# Hypothesis-Driven Exploratory Data Analysis (EDA)

## Project: E-commerce Operations & Customer Experience Analytics  
**Company Context:** Olist (Multi-seller e-commerce marketplace)

**Objective:**  
To validate predefined business hypotheses related to delivery performance, customer satisfaction, and revenue risk using structured exploratory data analysis.


## 1. Business Objective

Despite stable order volumes, customer satisfaction metrics have declined.
The objective of this analysis is to identify operational drivers—particularly delivery performance—
that negatively impact customer experience and pose potential revenue risk.

This EDA is conducted after:
- Problem Statement definition
- Project Charter approval
- Hypothesis-to-Metric mapping
- Data Validation & Quality checks


## 1. Business Objective

Despite stable order volumes, customer satisfaction metrics have declined.
The objective of this analysis is to identify operational drivers—particularly delivery performance—
that negatively impact customer experience and pose potential revenue risk.

This EDA is conducted after:
- Problem Statement definition
- Project Charter approval
- Hypothesis-to-Metric mapping
- Data Validation & Quality checks


## 2. Hypotheses Being Tested

The analysis focuses on validating the following hypotheses:

- **H1:** Delivery delays negatively impact customer ratings  
- **H2:** A small subset of sellers accounts for the majority of delivery delays  
- **H3:** Delivery delays are concentrated in specific geographic regions  
- **H4:** Delayed orders represent a significant portion of total revenue (revenue at risk)
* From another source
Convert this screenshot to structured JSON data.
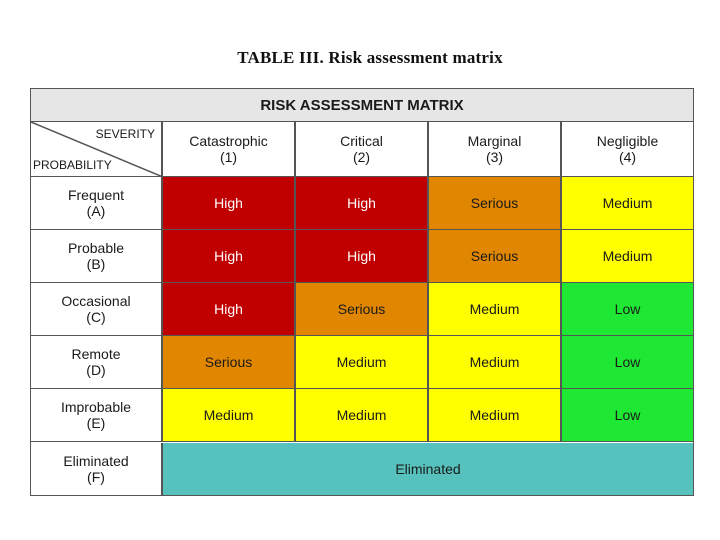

All exploratory analysis is explicitly aligned to these hypotheses.


## 3. Dataset Overview

The dataset represents transactional data from a multi-seller e-commerce marketplace and includes:

- Orders and delivery timelines
- Order items and revenue information
- Seller identifiers
- Customer review scores
- Geographic information (city/state)

### Initial checks performed:
- Total number of orders
- Date range coverage
- Number of sellers
- Percentage of orders with customer reviews
- Percentage of delayed deliveries


## 4. Data Preparation Summary

Prior to analysis, the following data preparation steps were completed:

- Removed records with invalid or missing delivery dates
- Excluded cancelled orders from revenue calculations
- Excluded orders without reviews from satisfaction analysis
- Validated delivery timelines for logical consistency

These steps ensure that insights are based on accurate and reliable data.


## 5. Feature Engineering

The following derived features were created to support hypothesis testing:

- **delivery_delay_days** = actual_delivery_date − estimated_delivery_date
- **delivery_status** = On-time / Delayed
- **delay_bucket**:
  - 0 days
  - 1–2 days
  - 3–5 days
  - >5 days
- **order_revenue** = price × quantity

These features enable standardized comparison across orders, sellers, and regions.
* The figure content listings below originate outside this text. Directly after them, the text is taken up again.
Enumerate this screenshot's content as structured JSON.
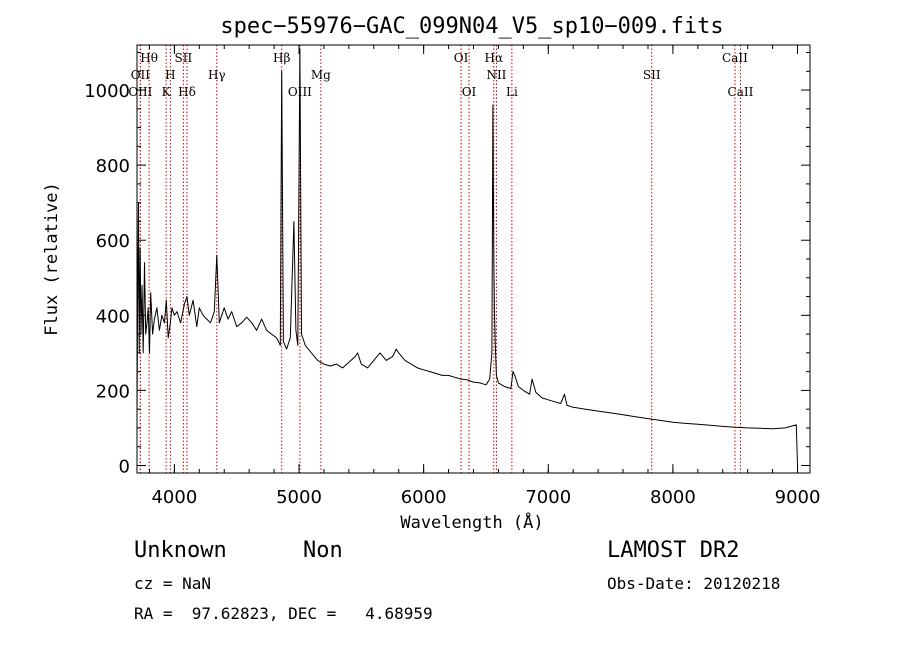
{
  "chart_data": {
    "type": "line",
    "title": "spec−55976−GAC_099N04_V5_sp10−009.fits",
    "xlabel": "Wavelength (Å)",
    "ylabel": "Flux (relative)",
    "xlim": [
      3700,
      9100
    ],
    "ylim": [
      -20,
      1120
    ],
    "xticks": [
      4000,
      5000,
      6000,
      7000,
      8000,
      9000
    ],
    "yticks": [
      0,
      200,
      400,
      600,
      800,
      1000
    ],
    "line_color": "#000000",
    "marker_color": "#cc0000",
    "series": [
      {
        "x": [
          3700,
          3705,
          3712,
          3718,
          3725,
          3732,
          3740,
          3750,
          3760,
          3770,
          3780,
          3790,
          3800,
          3810,
          3825,
          3840,
          3860,
          3880,
          3900,
          3920,
          3935,
          3950,
          3968,
          3980,
          4000,
          4020,
          4050,
          4080,
          4101,
          4120,
          4150,
          4180,
          4200,
          4230,
          4260,
          4290,
          4320,
          4340,
          4360,
          4400,
          4430,
          4460,
          4500,
          4540,
          4580,
          4620,
          4660,
          4700,
          4740,
          4780,
          4820,
          4850,
          4861,
          4875,
          4900,
          4930,
          4959,
          4975,
          4990,
          5007,
          5020,
          5050,
          5100,
          5150,
          5200,
          5250,
          5300,
          5350,
          5400,
          5450,
          5470,
          5500,
          5550,
          5600,
          5650,
          5700,
          5750,
          5780,
          5800,
          5850,
          5900,
          5950,
          6000,
          6050,
          6100,
          6150,
          6200,
          6250,
          6300,
          6350,
          6400,
          6450,
          6500,
          6530,
          6548,
          6556,
          6563,
          6568,
          6575,
          6584,
          6600,
          6650,
          6700,
          6717,
          6731,
          6760,
          6800,
          6850,
          6870,
          6900,
          6950,
          7000,
          7050,
          7100,
          7130,
          7150,
          7200,
          7300,
          7400,
          7500,
          7600,
          7700,
          7800,
          7900,
          8000,
          8100,
          8200,
          8300,
          8400,
          8500,
          8600,
          8700,
          8800,
          8900,
          8990,
          9000
        ],
        "y": [
          130,
          420,
          700,
          300,
          580,
          350,
          480,
          300,
          540,
          350,
          380,
          420,
          300,
          460,
          350,
          390,
          420,
          360,
          400,
          380,
          440,
          340,
          380,
          420,
          400,
          410,
          380,
          430,
          450,
          400,
          440,
          370,
          420,
          400,
          390,
          380,
          410,
          560,
          380,
          420,
          390,
          410,
          370,
          380,
          395,
          380,
          360,
          390,
          360,
          350,
          340,
          320,
          1050,
          330,
          310,
          340,
          650,
          360,
          320,
          1110,
          350,
          320,
          300,
          280,
          270,
          265,
          270,
          260,
          275,
          290,
          300,
          270,
          260,
          280,
          300,
          280,
          290,
          310,
          300,
          280,
          270,
          260,
          255,
          250,
          245,
          240,
          240,
          235,
          230,
          228,
          222,
          220,
          215,
          230,
          300,
          960,
          560,
          420,
          320,
          240,
          220,
          210,
          205,
          250,
          240,
          210,
          200,
          190,
          230,
          195,
          180,
          175,
          170,
          165,
          190,
          160,
          155,
          150,
          145,
          140,
          135,
          130,
          125,
          120,
          115,
          112,
          110,
          107,
          104,
          102,
          100,
          99,
          98,
          100,
          108,
          0
        ]
      }
    ],
    "lines": [
      {
        "name": "Hθ",
        "wave": 3797,
        "row": 1
      },
      {
        "name": "OII",
        "wave": 3727,
        "row": 2
      },
      {
        "name": "OIII",
        "wave": 3727,
        "row": 3
      },
      {
        "name": "H",
        "wave": 3968,
        "row": 2
      },
      {
        "name": "K",
        "wave": 3934,
        "row": 3
      },
      {
        "name": "SII",
        "wave": 4072,
        "row": 1
      },
      {
        "name": "Hδ",
        "wave": 4101,
        "row": 3
      },
      {
        "name": "Hγ",
        "wave": 4340,
        "row": 2
      },
      {
        "name": "Hβ",
        "wave": 4861,
        "row": 1
      },
      {
        "name": "OIII",
        "wave": 5007,
        "row": 3
      },
      {
        "name": "Mg",
        "wave": 5175,
        "row": 2
      },
      {
        "name": "OI",
        "wave": 6300,
        "row": 1
      },
      {
        "name": "OI",
        "wave": 6364,
        "row": 3
      },
      {
        "name": "Hα",
        "wave": 6563,
        "row": 1
      },
      {
        "name": "NII",
        "wave": 6584,
        "row": 2
      },
      {
        "name": "Li",
        "wave": 6708,
        "row": 3
      },
      {
        "name": "SII",
        "wave": 7830,
        "row": 2
      },
      {
        "name": "CaII",
        "wave": 8498,
        "row": 1
      },
      {
        "name": "CaII",
        "wave": 8542,
        "row": 3
      }
    ]
  },
  "info": {
    "object_class": "Unknown",
    "subclass": "Non",
    "survey": "LAMOST DR2",
    "redshift": "cz = NaN",
    "obs_date": "Obs-Date: 20120218",
    "coords": "RA =  97.62823, DEC =   4.68959"
  }
}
## 6. Hypothesis 1: Impact of Delivery Delays on Customer Ratings

**Business Question:**  
Do delayed deliveries lead to lower customer satisfaction?


### Analysis Plan

To test this hypothesis, we will:
- Compare average customer ratings for on-time vs delayed orders
- Analyze ratings across delivery delay buckets
- Measure the percentage of low ratings (<3) for each delay bucket


### Insight

Orders delivered with delays greater than a few days show a significantly higher proportion
of low customer ratings. This indicates that delivery performance is a critical driver
of customer satisfaction.


## 7. Hypothesis 2: Seller-Level Concentration of Delivery Delays

**Business Question:**  
Are delivery delays driven by a small subset of sellers?


### Analysis Plan

- Calculate seller-wise delivery delay metrics
- Rank sellers by percentage of delayed orders
- Perform concentration analysis to identify high-impact sellers


### Insight

A relatively small group of sellers contributes disproportionately to delayed deliveries,
suggesting that targeted seller-level interventions could yield significant operational improvements.


## 8. Hypothesis 3: Geographic Concentration of Delivery Delays

**Business Question:**  
Are delivery delays concentrated in specific cities or states?


### Insight

Certain geographic regions consistently exhibit higher average delivery delays,
indicating potential regional logistics bottlenecks rather than isolated incidents.


## 9. Hypothesis 4: Revenue at Risk Due to Delivery Delays

**Business Question:**  
How much revenue is associated with delayed deliveries?


### Insight

A meaningful portion of total revenue is generated from delayed orders,
highlighting a direct link between operational inefficiencies and financial risk.


## 10. EDA Summary & Hypothesis Validation

| Hypothesis | Status | Summary |
|-----------|-------|--------|
| H1 | Supported | Ratings decline as delivery delays increase |
| H2 | Supported | Delays are concentrated among few sellers |
| H3 | Partially Supported | Regional delay patterns observed |
| H4 | Supported | Delayed orders represent revenue risk |

This EDA validates that delivery performance is a key lever for improving
customer satisfaction and protecting revenue.